We provide the scripts to generate the experimental results of Figure 6-13 and Table 2 in the directory scripts/. You can execute the scripts as following.
# Running on a machine with a 96-core CPU and a GPU
bash ./scripts/gen-fig-6.sh [GPU_TYPE]
# Running on any machine
bash ./scripts/gen-fig-7.sh
# Running on a machine with a GPU
bash ./scripts/gen-fig-8.sh [GPU_TYPE]
# Running on a machine with a GPU
bash ./scripts/gen-fig-9.sh [GPU_TYPE]
# Running on a machine with a GPU
bash ./scripts/gen-fig-10.sh [GPU_TYPE]
# Running on a machine with a GPU
bash ./scripts/gen-fig-11.sh [GPU_TYPE]
# Running on three machine with A100, V100 and 2080Ti respectively.
# It is required to collect all the results in ./fig/fig-12/[GPU_TYPE].data
# on different machines into ./fig/fig-12/fig-12.data on a specific machine.
# The README.md under fig/fig-12 specify the format of fig-12.data.
bash ./scripts/gen-fig-12.sh [GPU_TYPE]
# Running on a machine with 8 GPUs
bash ./scripts/gen-fig-13.sh [GPU_TYPE]
We provide the script to generate figures in the directory fig/ with the results generated in above. You can execute the script as following.
cd fig/
bash genfig.sh
Then you will find the figures under the directory fig/.

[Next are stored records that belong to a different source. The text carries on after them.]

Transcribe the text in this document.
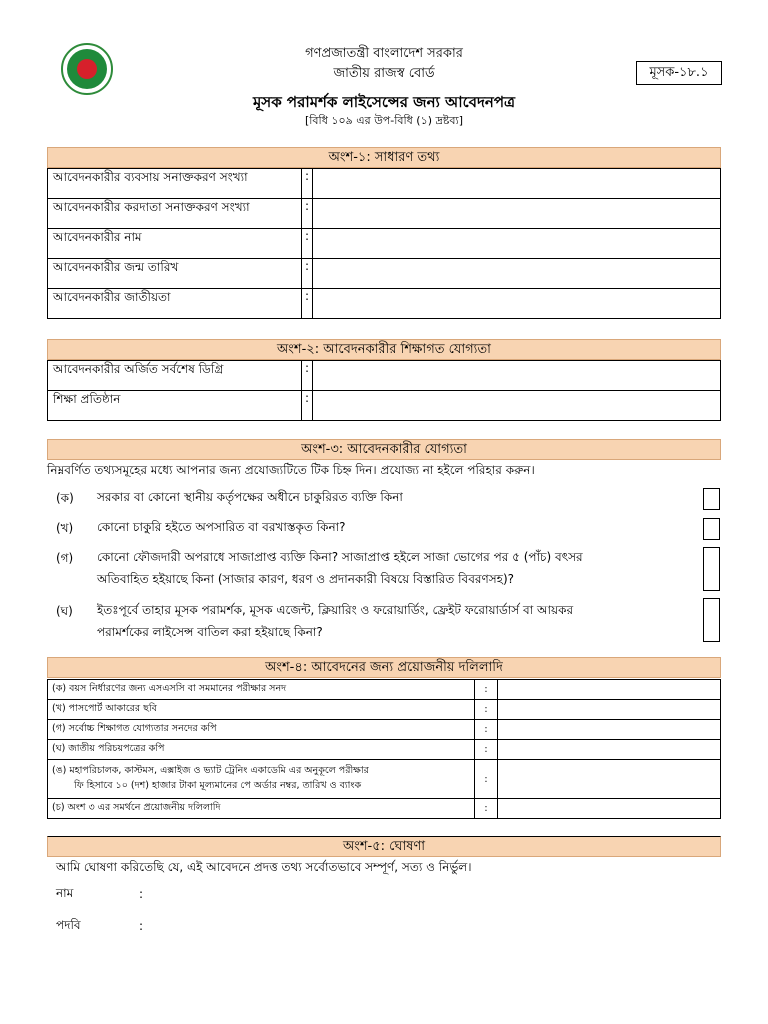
গণপ্রজাতন্ত্রী বাংলাদেশ সরকার
জাতীয় রাজস্ব বোর্ড
মূসক পরামর্শক লাইসেন্সের জন্য আবেদনপত্র
[বিধি ১০৯ এর উপ-বিধি (১) দ্রষ্টব্য]
মূসক-১৮.১
অংশ-১: সাধারণ তথ্য
আবেদনকারীর ব্যবসায় সনাক্তকরণ সংখ্যা	:	
আবেদনকারীর করদাতা সনাক্তকরণ সংখ্যা	:	
আবেদনকারীর নাম	:	
আবেদনকারীর জন্ম তারিখ	:	
আবেদনকারীর জাতীয়তা	:	
অংশ-২: আবেদনকারীর শিক্ষাগত যোগ্যতা
আবেদনকারীর অর্জিত সর্বশেষ ডিগ্রি	:	
শিক্ষা প্রতিষ্ঠান	:	
অংশ-৩: আবেদনকারীর যোগ্যতা
নিম্নবর্ণিত তথ্যসমূহের মধ্যে আপনার জন্য প্রযোজ্যটিতে টিক চিহ্ন দিন। প্রযোজ্য না হইলে পরিহার করুন।
(ক) সরকার বা কোনো স্থানীয় কর্তৃপক্ষের অধীনে চাকুরিরত ব্যক্তি কিনা
(খ) কোনো চাকুরি হইতে অপসারিত বা বরখাস্তকৃত কিনা?
(গ) কোনো ফৌজদারী অপরাধে সাজাপ্রাপ্ত ব্যক্তি কিনা? সাজাপ্রাপ্ত হইলে সাজা ভোগের পর ৫ (পাঁচ) বৎসর
অতিবাহিত হইয়াছে কিনা (সাজার কারণ, ধরণ ও প্রদানকারী বিষয়ে বিস্তারিত বিবরণসহ)?
(ঘ) ইতঃপূর্বে তাহার মূসক পরামর্শক, মূসক এজেন্ট, ক্লিয়ারিং ও ফরোয়ার্ডিং, ফ্রেইট ফরোয়ার্ডার্স বা আয়কর
পরামর্শকের লাইসেন্স বাতিল করা হইয়াছে কিনা?
অংশ-৪: আবেদনের জন্য প্রয়োজনীয় দলিলাদি
(ক) বয়স নির্ধারণের জন্য এসএসসি বা সমমানের পরীক্ষার সনদ	:	
(খ) পাসপোর্ট আকারের ছবি	:	
(গ) সর্বোচ্চ শিক্ষাগত যোগ্যতার সনদের কপি	:	
(ঘ) জাতীয় পরিচয়পত্রের কপি	:	

(ঙ) মহাপরিচালক, কাস্টমস, এক্সাইজ ও ভ্যাট ট্রেনিং একাডেমি এর অনুকূলে পরীক্ষার
ফি হিসাবে ১০ (দশ) হাজার টাকা মূল্যমানের পে অর্ডার নম্বর, তারিখ ও ব্যাংক	:	
(চ) অংশ ৩ এর সমর্থনে প্রয়োজনীয় দলিলাদি	:	
অংশ-৫: ঘোষণা
আমি ঘোষণা করিতেছি যে, এই আবেদনে প্রদত্ত তথ্য সর্বোতভাবে সম্পূর্ণ, সত্য ও নির্ভুল।
নাম	:
পদবি	:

To generate the experimental result of Table 2, you can execute the script as following.
# Running on a machine with a GPU
bash ./scripts/gen-table-2.sh [GPU_TYPE]
Then you will find the experimental result under the directory table/.
- How to solve the error
GPUassert: named symbol not found /usr/local/MBE-GPU/src/IterFinderGpu.cu 215?
This usually means that the flag CUDA_NVCC_FLAGS insrc/CMakeLists.txtmismatch with your GPUs. To solve the problem, you should revise the file CMakeLists.txt to support your GPU. First, you should lookup the CUDA_NVCC_FLAGS matching with your GPU from this link. Second, add aifbranch to set CUDA_NVCC_FLAGS for your GPU inCMakeLists.txt.